November 14 – On October 1, the European Union’s carbon border adjustment mechanism (CBAM) took effect in a transitional phase. Importers will be required to report relevant data to the EU but will not be required to pay the charge until January 1, 2026.
The CBAM is intended to apply to certain imports a carbon price equivalent to the internal EU regulatory price charged for carbon, through a border adjustment tax. The CBAM will initially apply to imports of carbon-intensive goods – such as cement, iron and steel, aluminium, fertilisers, electricity and hydrogen – production of which raises a perceived risk of shifting production (“leakage”) to other countries that do not impose a carbon price. The goal is to reduce carbon emissions while preserving EU competitiveness and in the longer term incentivising other countries to charge a carbon cost to their own producers.
The EU might well be commended for leading regulation to reduce carbon emissions. Indeed, many in the EU would argue that it has acted unilaterally in response to the inability to negotiate multilaterally agreed carbon prices, or other measures to reduce emissions sufficiently to avoid catastrophic global warming.
However, CBAM has not garnered widespread support. In adopting a unilateral approach to regulating the problem, and failing to account for the differing circumstances of other countries, the CBAM has been criticised as an unfair, and worse, protectionist measure that offends core rules and principles of the multilateral trade system and has a disproportionately harmful effect on developing countries.
While most of the CBAM will apply to more industrialised countries, such as Russia, China, the UK, and Norway, the countries expected to be most affected in relative terms are Mozambique, Bosnia and Herzegovina, Ukraine, Serbia, North Macedonia, Montenegro, Zimbabwe, Moldova and Albania. None of these other countries had significant input into the structure of the CBAM, yet they will be significantly affected. Indeed, when CBAM was under consideration, an exemption for least-developed countries and vulnerable economies was considered, but ultimately rejected.
Compliance with the CBAM regime will be costly: foreign producers will need to keep track of the emissions in their products by virtue of use of fossil fuels, and provide this information in verifiable form for the EU authorities. There are different ways of measuring embedded carbon, and no general agreement on a measurement protocol. Smaller countries may lack economies of scale, or regulatory capacities, necessary to satisfy compliance and certification requirements.
Furthermore, the CBAM does not give credit to non-price methods of reducing emissions, such as the subsidies of the U.S. Inflation Reduction Act. An internationally agreed system of equivalence is needed to ensure appropriate respect for non-price means of reducing emissions.
States that export to the EU will have strong incentives to impose their own price-based measures in order to avoid transferring money to the EU: the CBAM is reduced by carbon costs charged in the exporting state.
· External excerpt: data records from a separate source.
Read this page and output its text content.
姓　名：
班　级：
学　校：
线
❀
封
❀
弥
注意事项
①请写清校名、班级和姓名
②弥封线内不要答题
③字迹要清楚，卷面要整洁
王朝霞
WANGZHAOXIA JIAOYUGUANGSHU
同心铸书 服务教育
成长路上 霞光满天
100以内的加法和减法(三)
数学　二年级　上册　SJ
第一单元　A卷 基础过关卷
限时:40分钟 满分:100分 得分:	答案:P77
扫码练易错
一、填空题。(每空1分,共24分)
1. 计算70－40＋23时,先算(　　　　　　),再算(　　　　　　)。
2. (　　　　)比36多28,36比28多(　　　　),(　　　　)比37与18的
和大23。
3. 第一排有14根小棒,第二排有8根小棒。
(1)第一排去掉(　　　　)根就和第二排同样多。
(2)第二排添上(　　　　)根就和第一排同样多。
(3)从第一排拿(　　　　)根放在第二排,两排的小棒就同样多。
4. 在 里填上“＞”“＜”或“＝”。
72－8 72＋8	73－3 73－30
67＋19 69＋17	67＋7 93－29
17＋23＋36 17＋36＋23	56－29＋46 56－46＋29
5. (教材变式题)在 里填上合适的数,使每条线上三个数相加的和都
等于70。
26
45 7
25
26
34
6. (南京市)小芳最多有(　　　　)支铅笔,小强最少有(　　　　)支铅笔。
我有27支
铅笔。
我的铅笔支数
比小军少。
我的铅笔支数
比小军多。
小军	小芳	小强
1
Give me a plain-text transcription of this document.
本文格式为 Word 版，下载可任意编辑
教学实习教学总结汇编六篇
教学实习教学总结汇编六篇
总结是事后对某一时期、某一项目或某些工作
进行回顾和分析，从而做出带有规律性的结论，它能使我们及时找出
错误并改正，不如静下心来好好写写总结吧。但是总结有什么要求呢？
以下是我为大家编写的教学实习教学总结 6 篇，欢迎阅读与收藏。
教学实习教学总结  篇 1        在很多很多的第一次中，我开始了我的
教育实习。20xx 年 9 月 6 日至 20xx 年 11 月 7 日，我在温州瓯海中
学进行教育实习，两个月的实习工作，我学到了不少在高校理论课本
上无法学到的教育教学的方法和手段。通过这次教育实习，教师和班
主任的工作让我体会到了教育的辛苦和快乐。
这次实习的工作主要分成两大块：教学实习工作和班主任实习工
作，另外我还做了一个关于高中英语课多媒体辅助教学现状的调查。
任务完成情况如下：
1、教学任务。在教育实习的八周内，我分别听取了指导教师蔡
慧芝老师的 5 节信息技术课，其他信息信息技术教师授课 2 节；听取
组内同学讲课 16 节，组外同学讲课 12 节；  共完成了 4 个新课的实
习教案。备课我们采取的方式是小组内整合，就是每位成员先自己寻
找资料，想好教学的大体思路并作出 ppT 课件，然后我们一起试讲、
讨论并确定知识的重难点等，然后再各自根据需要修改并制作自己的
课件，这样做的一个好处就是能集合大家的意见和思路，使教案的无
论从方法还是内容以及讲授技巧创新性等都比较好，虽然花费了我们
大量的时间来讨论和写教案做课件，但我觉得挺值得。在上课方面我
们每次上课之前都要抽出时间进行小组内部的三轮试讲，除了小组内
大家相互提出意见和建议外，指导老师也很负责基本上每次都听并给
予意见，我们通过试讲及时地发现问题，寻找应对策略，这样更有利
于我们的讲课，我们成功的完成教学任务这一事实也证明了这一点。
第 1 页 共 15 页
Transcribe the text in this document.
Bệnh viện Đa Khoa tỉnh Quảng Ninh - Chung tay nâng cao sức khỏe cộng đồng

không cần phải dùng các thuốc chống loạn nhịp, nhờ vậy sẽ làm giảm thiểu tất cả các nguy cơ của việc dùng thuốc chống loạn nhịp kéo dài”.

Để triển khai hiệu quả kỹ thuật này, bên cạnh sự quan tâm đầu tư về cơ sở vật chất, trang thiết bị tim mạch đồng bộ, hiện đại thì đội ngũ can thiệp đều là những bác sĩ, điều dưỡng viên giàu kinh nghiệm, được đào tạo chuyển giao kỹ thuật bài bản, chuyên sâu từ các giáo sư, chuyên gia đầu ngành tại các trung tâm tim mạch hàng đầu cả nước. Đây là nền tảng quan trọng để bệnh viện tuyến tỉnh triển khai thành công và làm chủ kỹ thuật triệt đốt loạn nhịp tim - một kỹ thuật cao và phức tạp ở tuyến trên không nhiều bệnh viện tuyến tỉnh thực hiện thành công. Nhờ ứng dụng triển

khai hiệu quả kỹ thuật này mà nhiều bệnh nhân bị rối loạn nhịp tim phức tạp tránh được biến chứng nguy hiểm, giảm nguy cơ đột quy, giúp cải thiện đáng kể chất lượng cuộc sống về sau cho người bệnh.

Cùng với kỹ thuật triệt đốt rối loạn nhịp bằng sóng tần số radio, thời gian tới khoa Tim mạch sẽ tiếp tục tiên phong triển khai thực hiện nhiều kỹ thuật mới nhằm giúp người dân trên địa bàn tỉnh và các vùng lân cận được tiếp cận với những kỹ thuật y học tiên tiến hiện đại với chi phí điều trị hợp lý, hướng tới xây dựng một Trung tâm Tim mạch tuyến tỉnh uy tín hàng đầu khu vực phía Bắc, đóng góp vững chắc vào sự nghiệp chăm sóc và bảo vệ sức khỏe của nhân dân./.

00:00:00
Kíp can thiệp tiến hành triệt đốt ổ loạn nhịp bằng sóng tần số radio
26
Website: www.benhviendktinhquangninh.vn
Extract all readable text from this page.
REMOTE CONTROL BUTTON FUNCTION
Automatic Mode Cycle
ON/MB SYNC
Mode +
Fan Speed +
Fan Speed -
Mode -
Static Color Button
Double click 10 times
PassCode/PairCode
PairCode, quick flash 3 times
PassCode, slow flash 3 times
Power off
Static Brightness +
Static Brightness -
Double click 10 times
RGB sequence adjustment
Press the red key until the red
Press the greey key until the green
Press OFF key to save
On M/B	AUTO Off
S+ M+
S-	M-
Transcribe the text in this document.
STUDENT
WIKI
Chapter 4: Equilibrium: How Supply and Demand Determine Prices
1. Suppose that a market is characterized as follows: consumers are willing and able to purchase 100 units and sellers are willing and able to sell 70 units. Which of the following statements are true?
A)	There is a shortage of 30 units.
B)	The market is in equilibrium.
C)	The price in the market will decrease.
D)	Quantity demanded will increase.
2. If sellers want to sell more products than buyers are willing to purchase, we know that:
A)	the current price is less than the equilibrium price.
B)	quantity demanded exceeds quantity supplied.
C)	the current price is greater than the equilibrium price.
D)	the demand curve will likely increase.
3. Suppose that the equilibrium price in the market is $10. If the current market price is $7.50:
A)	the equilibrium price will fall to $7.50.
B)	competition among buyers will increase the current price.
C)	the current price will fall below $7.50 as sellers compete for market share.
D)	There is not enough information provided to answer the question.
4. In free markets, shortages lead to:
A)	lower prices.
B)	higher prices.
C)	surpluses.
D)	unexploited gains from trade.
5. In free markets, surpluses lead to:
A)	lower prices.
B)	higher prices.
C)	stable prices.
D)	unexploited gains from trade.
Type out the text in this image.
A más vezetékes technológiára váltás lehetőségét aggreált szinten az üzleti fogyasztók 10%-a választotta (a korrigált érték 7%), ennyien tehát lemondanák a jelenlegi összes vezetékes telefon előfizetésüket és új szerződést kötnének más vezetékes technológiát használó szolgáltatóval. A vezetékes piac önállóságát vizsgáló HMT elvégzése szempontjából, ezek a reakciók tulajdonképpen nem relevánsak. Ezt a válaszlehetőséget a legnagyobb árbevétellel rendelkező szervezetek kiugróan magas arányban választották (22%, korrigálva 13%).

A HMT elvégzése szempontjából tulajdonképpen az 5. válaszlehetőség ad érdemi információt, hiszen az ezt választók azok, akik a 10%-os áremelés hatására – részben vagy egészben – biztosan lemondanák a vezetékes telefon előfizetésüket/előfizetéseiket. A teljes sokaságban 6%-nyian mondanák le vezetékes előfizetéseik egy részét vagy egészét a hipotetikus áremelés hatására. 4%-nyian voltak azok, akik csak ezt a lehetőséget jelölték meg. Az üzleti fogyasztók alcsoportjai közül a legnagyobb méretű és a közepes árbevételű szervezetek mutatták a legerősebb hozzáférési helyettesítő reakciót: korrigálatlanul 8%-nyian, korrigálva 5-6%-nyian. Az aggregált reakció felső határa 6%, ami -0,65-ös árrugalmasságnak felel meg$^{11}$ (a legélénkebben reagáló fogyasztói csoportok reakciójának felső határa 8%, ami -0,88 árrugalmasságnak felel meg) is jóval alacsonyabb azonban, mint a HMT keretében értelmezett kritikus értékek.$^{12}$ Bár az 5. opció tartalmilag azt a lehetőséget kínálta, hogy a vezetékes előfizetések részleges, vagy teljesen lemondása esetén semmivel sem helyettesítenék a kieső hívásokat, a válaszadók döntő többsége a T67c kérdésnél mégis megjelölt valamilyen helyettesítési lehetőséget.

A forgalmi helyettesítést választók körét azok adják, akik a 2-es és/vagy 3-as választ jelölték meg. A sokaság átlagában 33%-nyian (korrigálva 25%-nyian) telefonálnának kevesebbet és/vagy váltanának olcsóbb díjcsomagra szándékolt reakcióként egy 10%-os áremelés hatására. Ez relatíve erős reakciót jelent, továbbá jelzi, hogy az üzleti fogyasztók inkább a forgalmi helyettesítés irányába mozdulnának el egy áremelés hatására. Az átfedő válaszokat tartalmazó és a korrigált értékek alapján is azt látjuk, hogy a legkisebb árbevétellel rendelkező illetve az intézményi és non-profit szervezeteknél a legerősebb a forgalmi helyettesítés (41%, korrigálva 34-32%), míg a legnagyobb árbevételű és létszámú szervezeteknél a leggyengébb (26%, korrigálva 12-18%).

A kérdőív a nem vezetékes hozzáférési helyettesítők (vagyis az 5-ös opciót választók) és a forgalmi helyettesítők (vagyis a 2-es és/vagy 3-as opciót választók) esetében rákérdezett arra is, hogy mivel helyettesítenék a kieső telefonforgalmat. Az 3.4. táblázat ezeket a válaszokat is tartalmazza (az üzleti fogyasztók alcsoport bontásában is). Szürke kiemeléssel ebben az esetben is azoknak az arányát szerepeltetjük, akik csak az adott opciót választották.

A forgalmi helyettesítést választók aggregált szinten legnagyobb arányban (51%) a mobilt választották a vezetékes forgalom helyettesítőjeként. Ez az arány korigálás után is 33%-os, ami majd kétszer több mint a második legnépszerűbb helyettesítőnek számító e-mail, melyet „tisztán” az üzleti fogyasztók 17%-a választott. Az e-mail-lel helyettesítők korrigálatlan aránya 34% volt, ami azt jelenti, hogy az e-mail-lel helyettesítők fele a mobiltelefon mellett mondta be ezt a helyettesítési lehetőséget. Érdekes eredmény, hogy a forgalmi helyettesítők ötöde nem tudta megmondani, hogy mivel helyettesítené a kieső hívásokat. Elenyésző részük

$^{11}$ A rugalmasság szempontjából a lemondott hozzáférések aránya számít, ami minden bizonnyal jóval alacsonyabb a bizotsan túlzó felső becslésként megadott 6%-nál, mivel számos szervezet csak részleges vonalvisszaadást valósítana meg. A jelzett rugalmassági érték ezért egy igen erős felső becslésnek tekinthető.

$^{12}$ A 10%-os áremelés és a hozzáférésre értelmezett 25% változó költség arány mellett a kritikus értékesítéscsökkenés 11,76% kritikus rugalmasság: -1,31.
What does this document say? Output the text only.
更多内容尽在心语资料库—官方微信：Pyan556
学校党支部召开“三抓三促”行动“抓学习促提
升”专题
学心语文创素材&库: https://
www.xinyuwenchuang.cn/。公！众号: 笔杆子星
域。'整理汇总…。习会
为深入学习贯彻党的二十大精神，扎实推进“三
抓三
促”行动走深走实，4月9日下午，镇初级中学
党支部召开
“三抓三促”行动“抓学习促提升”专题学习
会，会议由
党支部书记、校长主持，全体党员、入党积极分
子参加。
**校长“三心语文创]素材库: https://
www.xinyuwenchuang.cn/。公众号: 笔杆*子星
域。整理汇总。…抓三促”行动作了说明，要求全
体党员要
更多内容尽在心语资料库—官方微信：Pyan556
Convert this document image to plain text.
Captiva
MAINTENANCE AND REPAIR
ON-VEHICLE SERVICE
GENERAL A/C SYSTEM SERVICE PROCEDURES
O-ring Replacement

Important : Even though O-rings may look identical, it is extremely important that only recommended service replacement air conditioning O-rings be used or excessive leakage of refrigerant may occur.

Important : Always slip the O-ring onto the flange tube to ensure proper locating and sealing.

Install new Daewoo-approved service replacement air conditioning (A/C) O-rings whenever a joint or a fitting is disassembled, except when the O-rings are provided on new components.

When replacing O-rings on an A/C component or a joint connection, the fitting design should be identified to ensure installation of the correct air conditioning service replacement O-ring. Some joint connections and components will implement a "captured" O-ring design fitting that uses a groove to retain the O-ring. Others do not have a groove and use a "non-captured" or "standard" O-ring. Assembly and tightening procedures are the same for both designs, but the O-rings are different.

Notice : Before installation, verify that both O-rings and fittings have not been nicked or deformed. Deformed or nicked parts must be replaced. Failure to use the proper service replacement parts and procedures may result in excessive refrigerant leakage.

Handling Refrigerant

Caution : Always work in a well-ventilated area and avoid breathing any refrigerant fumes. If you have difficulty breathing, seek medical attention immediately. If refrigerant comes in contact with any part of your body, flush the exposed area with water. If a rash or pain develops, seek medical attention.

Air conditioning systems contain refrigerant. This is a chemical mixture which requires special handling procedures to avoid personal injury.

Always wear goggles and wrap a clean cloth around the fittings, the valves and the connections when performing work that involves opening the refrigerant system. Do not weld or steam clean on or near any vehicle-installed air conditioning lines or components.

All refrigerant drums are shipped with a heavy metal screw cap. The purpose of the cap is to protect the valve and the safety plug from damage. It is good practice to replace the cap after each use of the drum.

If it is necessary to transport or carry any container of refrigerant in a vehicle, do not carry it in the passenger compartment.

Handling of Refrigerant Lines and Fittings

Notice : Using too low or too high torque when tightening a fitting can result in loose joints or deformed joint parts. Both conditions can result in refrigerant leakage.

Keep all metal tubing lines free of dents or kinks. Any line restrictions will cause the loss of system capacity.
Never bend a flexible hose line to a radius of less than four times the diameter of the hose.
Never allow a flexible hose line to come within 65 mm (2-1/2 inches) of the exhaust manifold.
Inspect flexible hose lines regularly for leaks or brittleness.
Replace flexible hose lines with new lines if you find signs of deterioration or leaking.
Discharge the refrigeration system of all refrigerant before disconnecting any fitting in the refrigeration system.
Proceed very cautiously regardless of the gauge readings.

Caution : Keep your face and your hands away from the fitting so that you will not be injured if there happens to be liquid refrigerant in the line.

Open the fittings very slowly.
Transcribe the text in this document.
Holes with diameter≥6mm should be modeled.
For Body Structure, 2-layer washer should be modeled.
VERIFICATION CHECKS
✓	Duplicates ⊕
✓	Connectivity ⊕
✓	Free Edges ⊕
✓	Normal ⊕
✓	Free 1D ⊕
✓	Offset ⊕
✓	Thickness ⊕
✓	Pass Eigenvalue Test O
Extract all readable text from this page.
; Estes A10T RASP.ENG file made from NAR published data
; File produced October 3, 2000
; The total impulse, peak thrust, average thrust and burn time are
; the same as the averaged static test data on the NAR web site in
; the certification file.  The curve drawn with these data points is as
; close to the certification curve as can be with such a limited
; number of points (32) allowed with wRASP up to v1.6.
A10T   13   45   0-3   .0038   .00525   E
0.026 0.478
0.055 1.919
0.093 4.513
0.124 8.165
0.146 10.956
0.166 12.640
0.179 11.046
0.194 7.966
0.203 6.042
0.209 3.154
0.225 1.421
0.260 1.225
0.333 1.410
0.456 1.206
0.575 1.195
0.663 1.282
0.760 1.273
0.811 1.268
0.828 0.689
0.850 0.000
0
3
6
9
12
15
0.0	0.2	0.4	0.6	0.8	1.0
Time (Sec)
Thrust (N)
This structure might be viewed as coercive. By virtue of the size and importance of the EU market, unilateral EU regulation in this area, as in deforestation and other areas, sets the agenda for the world, and gives the EU a first-mover advantage. Firms that must comply with the EU rules lobby their governments to impose similar rules so that they do not have to contend with varying overlapping regulatory requirements.
Inclusive negotiations with other countries might have resulted in a better-tailored mechanism. The law of the World Trade Organization is uncertain in its application to this type of measure, but the most likely understanding would require that the CBAM not constitute “arbitrary or unjustifiable discrimination between countries where the same conditions prevail”.
This language, designed to ensure that the exercise of the right to regulate is not abused for protectionist purposes, has been interpreted to mean that states imposing these types of measures should consult with other affected WTO members, and that qualifying measures should not be used to coerce other states to change their policies.
The impact of CBAM will be felt most by developing countries, and in particular, the least developed and vulnerable ones. In May 2022 the European Parliament called for the EU to “provide financial support, at least equivalent in financial value to the revenues generated by the sale of CBAM certificates, to support least-developed countries’ efforts towards the decarbonisation of the manufacturing industries”, but concrete commitments have not been made to date.
Moreover, and in seeming contradiction, it appears that the EU has committed CBAM revenues to its own Innovation Fund. The transfer aspect of CBAM does not reduce leakage, nor does it help countries achieve their own emissions targets under their obligations under the Paris Agreement.
We recommend establishing a Global Sustainable Trade Fund, to be financed through carbon border adjustments, like CBAM, with the money allocated and distributed by independent organisations such as the World Bank, in cooperation with the International Trade Centre. This would help address the mitigation, adaptation and damage costs in the most affected and vulnerable countries, in line with their own development needs.
The CBAM might be considered a benevolent provocation, but the EU should not stop there. Rather, it should bring other countries to the table, in order to negotiate inclusively for a reasonable and effective means to cooperate to apply carbon prices to fight global warming, while respecting the situation of developing countries. More cooperative mechanisms are needed, and the international legal and organisational system must be adapted to respond more efficiently and effectively to these types of global problems.